What revealed this was the chemical “fingerprint” highly detectable, said lead author Professor Robin Jeffriesfrom Keele University. “We discovered that some of the red dwarfs we studied contained lithiuma chemical element that shouldn’t be there”, he explained.
“So even a small amount of lithium stands out clearly in these stars – a bit like throwing paint onto a blank canvas“.
Professor Jeffries adds that red dwarfs are smaller and colder than our Sun, but inside onlyare extremely hot. “This heat should destroy all of its fragile lithium in nuclear reactions shortly after its formation”, he highlights.
For this reason, there were already previous predictions that the detection of lithium in their atmospheres could indicate the absorption of material still rich in lithiumoriginating from a surrounding planetary system.
In the new study, researchers analyzed clusters of young stars using spectroscopic data, which refers to the study of how different types of matter interact with electromagnetic radiation.
Data from the GES (Gaia-ESO Spectroscopic) survey covered thousands of stars, of which the team identified six different red dwarfs in three distinct clusters that presented a much higher lithium content to that of other stars of similar spectral type.

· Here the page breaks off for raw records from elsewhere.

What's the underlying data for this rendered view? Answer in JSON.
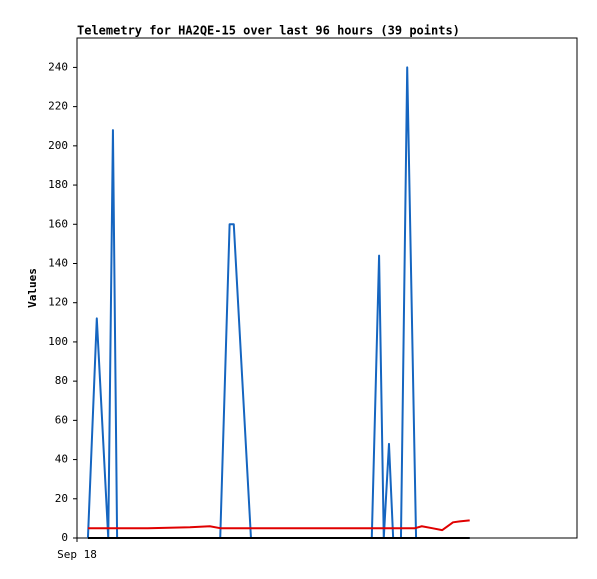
{
  "chart_data": {
    "type": "line",
    "title": "Telemetry for HA2QE-15 over last 96 hours (39 points)",
    "y_label": "Values",
    "xlim": [
      0,
      96
    ],
    "xticks": [
      {
        "value": 0,
        "label": "Sep 18"
      }
    ],
    "ylim": [
      0,
      255
    ],
    "yticks": [
      0,
      20,
      40,
      60,
      80,
      100,
      120,
      140,
      160,
      180,
      200,
      220,
      240
    ],
    "grid": false,
    "series": [
      {
        "color": "#1565c0",
        "x": [
          2.1,
          3.8,
          6.0,
          6.9,
          7.7,
          27.5,
          29.3,
          30.1,
          33.4,
          56.6,
          58.0,
          58.9,
          59.9,
          60.7,
          62.2,
          63.4,
          65.1,
          75.4
        ],
        "values": [
          0,
          112,
          0,
          208,
          0,
          0,
          160,
          160,
          0,
          0,
          144,
          0,
          48,
          0,
          0,
          240,
          0,
          0
        ]
      },
      {
        "color": "#e00000",
        "x": [
          2.1,
          13.6,
          21.7,
          25.5,
          27.5,
          64.9,
          66.2,
          68.2,
          70.1,
          72.2,
          73.5,
          75.4
        ],
        "values": [
          5,
          5,
          5.5,
          6,
          5,
          5,
          6,
          5,
          4,
          8,
          8.5,
          9
        ]
      },
      {
        "color": "#000000",
        "x": [
          2.1,
          75.4
        ],
        "values": [
          0,
          0
        ]
      }
    ]
  }
}
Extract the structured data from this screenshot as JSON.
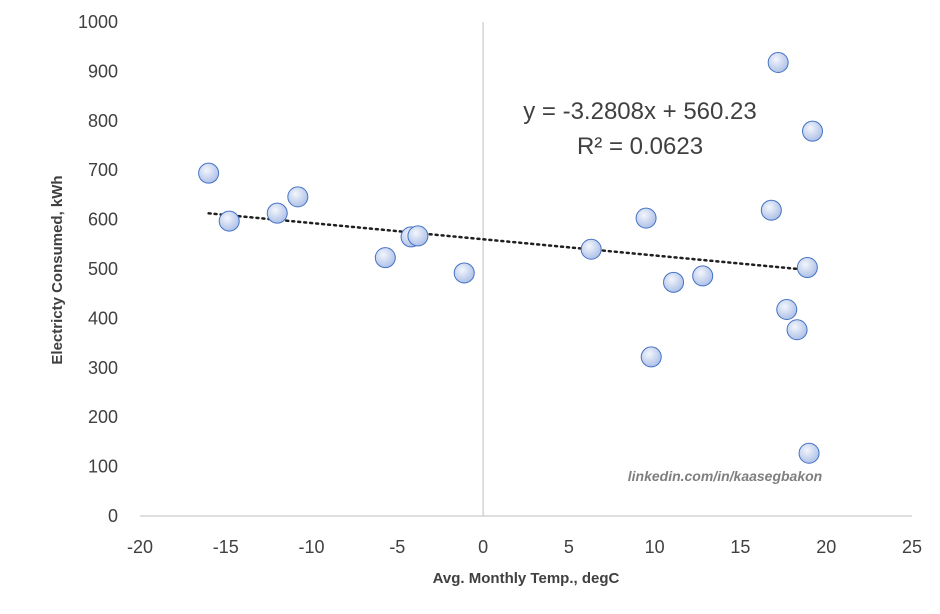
{
  "chart_data": {
    "type": "scatter",
    "xlabel": "Avg. Monthly Temp., degC",
    "ylabel": "Electricty Consumed, kWh",
    "xlim": [
      -20,
      25
    ],
    "ylim": [
      0,
      1000
    ],
    "x_ticks": [
      "-20",
      "-15",
      "-10",
      "-5",
      "0",
      "5",
      "10",
      "15",
      "20",
      "25"
    ],
    "y_ticks": [
      "0",
      "100",
      "200",
      "300",
      "400",
      "500",
      "600",
      "700",
      "800",
      "900",
      "1000"
    ],
    "grid": false,
    "points": [
      {
        "x": -16.0,
        "y": 694
      },
      {
        "x": -14.8,
        "y": 597
      },
      {
        "x": -12.0,
        "y": 613
      },
      {
        "x": -10.8,
        "y": 646
      },
      {
        "x": -5.7,
        "y": 523
      },
      {
        "x": -4.2,
        "y": 565
      },
      {
        "x": -3.8,
        "y": 567
      },
      {
        "x": -1.1,
        "y": 492
      },
      {
        "x": 6.3,
        "y": 540
      },
      {
        "x": 9.5,
        "y": 603
      },
      {
        "x": 9.8,
        "y": 322
      },
      {
        "x": 11.1,
        "y": 473
      },
      {
        "x": 12.8,
        "y": 486
      },
      {
        "x": 16.8,
        "y": 619
      },
      {
        "x": 17.2,
        "y": 918
      },
      {
        "x": 17.7,
        "y": 418
      },
      {
        "x": 18.3,
        "y": 377
      },
      {
        "x": 18.9,
        "y": 503
      },
      {
        "x": 19.0,
        "y": 127
      },
      {
        "x": 19.2,
        "y": 779
      }
    ],
    "trendline": {
      "type": "linear",
      "slope": -3.2808,
      "intercept": 560.23,
      "x_range": [
        -16.0,
        19.2
      ],
      "style": "dotted"
    },
    "trendline_equation": "y = -3.2808x + 560.23",
    "r_squared_label": "R² = 0.0623",
    "annotation": "linkedin.com/in/kaasegbakon",
    "colors": {
      "marker_fill_top": "#e6edf9",
      "marker_fill_bottom": "#a9bde6",
      "marker_stroke": "#4472c4",
      "axis": "#bfbfbf",
      "text": "#404040",
      "trendline": "#1f1f1f"
    }
  }
}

The analysis suggests that these stars will have “swallowed” in a dramatic way the Earth-like planets that surrounded them, that is, about 3 to 10 Earth masses of planetary material in total, providing a fresh injection of lithium to their otherwise lithium-depleted atmospheres.
It has long been theorized that these absorption events constitute a possible and even probable outcome during the initial phase of training of planetary systems, and may even have occurred at an earlier stage in our own Solar System.
If this explanation turns out to be correct, a new window will have opened to the beginnings of planetary systems, allowing us to investigate the amount and timing at which planetary absorption occurred.
Unlike isolated stars, those found in clusters have well-known ages and masses, and the presence of many similar sisters born from the same starting material means that even small differences in chemical abundance are easier to determine, researchers said.